From the awesome thrill of the sublime to the delightful perfection of the beautiful, Edmund Burke gives an involving account of our sensory, imaginative, and judgemental process and its relation to artistic pleasure. This edition also includes several of Burke's early political works which illustrate that, despite his later opposition to the Revolution in France, he took a liberal and humane view of society and government.

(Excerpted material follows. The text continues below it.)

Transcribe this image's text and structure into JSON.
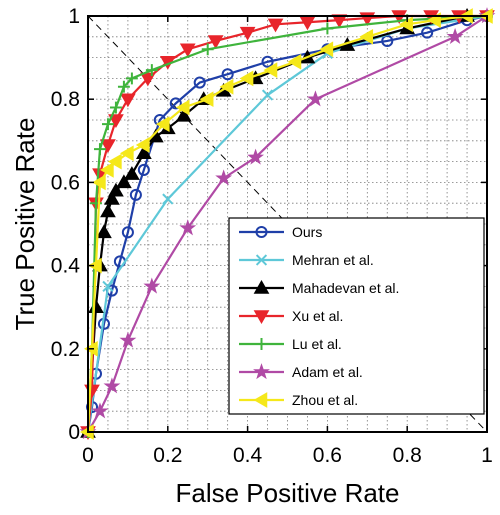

Edmund Burke was one of the foremost philosophers of the eighteenth century and wrote widely on aesthetics, politics and society. In this landmark work, he propounds his theory that the sublime and the beautiful should be regarded as distinct and wholly separate states - the first, an experience inspired by fear and awe, the second an expression of pleasure and serenity. Eloquent and profound, A Philosophical Enquiry is an involving account of our sensory, imaginative and judgmental processes and their relation to artistic appreciation. Burke's work was hugely influential on his contemporaries and also admired by later writers such as Matthew Arnold and William Wordsworth. This volume also contains several of his early political works on subjects including natural society, government and the American colonies, which illustrate his liberal, humane views.
Edmund Burke (1729-97) was elected as an MP in 1781. He championed the unpopular cause of Catholic emancipation and a great part of his career became dedicated to the problem of India. The French Revolution prompted one of his best-known works Reflections on the Revolution in France. David Womersley is editor of Augustan Critical Writing, which was recently published in Penguin Classics.